The greatest accomplishment of 'Nick Cave and the Bad Seeds' however, is their ability to pull you out of your own existence. Sometimes, the transition is traumatic because you have been unceremoniously stuffed in to the wrong shaped hole - wonderful!!!
At other times, the transition is so smooth and subtle that the division between yourself and the song character is imperceptible.
You are the serial killer on death row awaiting execution. You are a sideshow freak in a carnival. You are the maniac on the road. You are the revenge-fuelled card shark in the saloon. You are the naive young woman about to have her head bashed in with a rock by the man she loves. You are the psychiatric patient desperate to escape his overbearing nurse. You are the aging man going to ever-greater lengths in your desperation to get laid. You are frustrated because you have lost your direction. You are a heart-broken lover, hurt and crying to the night.
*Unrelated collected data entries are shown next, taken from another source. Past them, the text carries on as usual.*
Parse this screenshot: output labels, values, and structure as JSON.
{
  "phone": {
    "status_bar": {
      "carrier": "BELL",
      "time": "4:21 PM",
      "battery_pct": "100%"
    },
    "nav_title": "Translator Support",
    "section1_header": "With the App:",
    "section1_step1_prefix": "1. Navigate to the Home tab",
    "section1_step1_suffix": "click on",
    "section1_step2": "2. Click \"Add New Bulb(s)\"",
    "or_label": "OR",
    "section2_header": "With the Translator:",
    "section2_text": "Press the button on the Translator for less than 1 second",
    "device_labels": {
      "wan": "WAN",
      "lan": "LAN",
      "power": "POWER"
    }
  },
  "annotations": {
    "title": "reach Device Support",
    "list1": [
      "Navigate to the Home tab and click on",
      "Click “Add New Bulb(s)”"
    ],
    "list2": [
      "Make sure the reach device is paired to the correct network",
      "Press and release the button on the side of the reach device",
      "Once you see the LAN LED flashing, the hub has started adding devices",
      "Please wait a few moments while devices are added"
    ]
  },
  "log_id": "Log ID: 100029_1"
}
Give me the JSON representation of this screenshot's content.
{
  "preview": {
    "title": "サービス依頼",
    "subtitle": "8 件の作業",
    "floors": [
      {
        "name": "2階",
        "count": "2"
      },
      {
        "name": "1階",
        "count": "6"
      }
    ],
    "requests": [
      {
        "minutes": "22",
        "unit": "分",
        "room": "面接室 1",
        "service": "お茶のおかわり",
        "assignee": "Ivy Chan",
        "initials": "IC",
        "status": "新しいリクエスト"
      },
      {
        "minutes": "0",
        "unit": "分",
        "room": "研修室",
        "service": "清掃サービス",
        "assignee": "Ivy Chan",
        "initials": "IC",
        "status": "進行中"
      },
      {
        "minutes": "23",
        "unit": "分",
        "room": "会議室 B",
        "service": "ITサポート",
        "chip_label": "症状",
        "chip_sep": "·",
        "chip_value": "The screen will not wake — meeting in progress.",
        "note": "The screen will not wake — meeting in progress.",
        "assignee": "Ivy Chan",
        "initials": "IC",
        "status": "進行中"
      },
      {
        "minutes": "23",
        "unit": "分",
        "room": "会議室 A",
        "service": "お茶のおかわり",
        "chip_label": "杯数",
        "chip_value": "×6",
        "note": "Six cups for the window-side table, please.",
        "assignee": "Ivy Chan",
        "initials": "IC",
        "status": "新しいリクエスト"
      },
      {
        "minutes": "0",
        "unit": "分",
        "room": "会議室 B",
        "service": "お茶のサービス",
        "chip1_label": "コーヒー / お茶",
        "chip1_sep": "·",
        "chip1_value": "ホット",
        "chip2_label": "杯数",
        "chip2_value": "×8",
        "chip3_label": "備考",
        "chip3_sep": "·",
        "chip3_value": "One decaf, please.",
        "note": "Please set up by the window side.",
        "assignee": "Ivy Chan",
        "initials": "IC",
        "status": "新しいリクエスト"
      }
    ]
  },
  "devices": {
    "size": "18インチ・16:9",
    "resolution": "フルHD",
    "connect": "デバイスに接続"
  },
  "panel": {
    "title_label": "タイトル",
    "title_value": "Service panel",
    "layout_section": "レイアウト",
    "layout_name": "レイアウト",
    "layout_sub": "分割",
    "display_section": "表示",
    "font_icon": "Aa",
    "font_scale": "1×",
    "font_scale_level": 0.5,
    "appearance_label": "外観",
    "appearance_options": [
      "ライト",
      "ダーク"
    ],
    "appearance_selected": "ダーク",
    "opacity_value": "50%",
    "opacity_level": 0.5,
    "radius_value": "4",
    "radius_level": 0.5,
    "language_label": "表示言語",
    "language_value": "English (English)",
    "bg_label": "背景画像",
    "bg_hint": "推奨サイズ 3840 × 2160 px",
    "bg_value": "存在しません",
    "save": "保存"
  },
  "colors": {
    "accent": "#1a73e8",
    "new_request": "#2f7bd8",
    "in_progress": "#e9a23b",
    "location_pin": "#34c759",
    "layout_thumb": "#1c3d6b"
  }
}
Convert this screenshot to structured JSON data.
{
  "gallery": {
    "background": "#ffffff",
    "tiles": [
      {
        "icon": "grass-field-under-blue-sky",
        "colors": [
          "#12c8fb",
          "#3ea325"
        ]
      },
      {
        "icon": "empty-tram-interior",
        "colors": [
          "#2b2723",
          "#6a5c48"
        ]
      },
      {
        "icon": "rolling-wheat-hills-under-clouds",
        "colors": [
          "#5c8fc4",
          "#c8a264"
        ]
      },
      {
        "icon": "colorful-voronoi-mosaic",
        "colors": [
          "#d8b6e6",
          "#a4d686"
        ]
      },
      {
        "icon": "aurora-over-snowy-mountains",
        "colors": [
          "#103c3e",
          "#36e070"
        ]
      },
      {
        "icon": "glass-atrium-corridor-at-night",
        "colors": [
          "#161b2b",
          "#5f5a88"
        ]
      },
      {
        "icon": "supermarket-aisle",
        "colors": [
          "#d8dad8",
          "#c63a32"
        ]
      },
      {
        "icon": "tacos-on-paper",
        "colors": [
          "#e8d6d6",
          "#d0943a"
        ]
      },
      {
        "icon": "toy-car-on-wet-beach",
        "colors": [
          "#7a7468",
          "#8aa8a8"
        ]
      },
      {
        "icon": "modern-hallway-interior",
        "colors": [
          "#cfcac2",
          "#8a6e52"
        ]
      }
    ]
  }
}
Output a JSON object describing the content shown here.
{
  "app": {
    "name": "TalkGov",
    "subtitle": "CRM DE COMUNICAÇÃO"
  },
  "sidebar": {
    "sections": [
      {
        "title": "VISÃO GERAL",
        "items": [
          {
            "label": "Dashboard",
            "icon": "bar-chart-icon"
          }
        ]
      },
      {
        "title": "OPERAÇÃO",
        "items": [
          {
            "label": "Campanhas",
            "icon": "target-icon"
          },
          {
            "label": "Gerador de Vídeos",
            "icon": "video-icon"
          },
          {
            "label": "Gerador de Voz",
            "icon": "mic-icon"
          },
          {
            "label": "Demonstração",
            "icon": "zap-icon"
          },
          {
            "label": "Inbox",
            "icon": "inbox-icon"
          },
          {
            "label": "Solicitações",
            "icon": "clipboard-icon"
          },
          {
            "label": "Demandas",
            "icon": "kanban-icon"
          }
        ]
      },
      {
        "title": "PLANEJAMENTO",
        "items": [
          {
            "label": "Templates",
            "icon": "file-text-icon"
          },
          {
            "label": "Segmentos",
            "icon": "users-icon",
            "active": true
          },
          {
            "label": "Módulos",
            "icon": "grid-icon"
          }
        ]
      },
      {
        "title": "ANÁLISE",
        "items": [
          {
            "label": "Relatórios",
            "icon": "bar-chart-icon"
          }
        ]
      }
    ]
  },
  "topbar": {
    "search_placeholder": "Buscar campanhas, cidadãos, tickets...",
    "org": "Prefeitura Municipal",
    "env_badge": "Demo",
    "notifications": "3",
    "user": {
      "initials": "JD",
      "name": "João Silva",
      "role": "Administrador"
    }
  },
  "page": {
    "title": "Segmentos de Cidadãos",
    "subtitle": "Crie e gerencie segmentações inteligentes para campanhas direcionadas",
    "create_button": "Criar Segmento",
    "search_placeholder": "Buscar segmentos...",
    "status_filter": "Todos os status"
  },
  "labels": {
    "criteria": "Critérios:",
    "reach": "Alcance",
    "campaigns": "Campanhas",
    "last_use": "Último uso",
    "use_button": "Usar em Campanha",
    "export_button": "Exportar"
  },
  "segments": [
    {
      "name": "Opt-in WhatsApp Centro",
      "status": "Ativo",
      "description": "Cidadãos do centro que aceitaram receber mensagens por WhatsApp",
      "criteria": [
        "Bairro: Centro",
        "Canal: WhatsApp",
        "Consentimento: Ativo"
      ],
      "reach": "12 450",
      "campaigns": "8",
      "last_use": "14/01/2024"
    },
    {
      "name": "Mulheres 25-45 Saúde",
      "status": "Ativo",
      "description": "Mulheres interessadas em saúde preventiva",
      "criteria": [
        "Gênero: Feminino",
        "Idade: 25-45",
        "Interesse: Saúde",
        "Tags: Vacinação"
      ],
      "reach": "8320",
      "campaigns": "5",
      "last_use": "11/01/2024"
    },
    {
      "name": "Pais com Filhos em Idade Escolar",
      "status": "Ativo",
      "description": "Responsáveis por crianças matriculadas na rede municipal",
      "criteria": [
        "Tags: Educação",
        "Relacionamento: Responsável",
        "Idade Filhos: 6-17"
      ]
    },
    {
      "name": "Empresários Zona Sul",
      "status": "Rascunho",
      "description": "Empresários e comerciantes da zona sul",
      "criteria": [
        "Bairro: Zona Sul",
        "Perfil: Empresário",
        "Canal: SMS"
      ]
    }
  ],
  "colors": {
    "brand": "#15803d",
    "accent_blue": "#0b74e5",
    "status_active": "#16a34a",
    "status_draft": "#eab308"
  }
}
You are singing a hymn to God and the angels to protect your lover from harm and leave them exactly as they are. You are bursting with new-found love and absolutely nothing can spoil your day. You worship the simplicity and aesthetic beauty of the natural world and when you are frightened or insecure, you crawl in to you lovers warm and tender embrace.

'Nick Cave and the Bad Seeds' make the music of extremes - extreme darkness and extreme light. They are an enchanted pool hidden in a primeval forest of obsidian shadows and amber shafts of sunlight.



I float dreamily in sunwarmed shallows as a gleaming mist of balmy, golden melodies soothes my troubled spirit. Sometimes, I hear music resonating from the depths - dischordant, chaotic and wild. I have to go and see so I dive down beyond the reach of light, down to where strange, unknown creatures dart threateningly out of the blackness, attacking my senses. I am naked and alone and bleeding and out of the darkness, strong hands reach out and support me, preventing me from sinking in to the cold depths. I know I could drown but a sense of tranquility washes through me and I pray I will never break the surface again.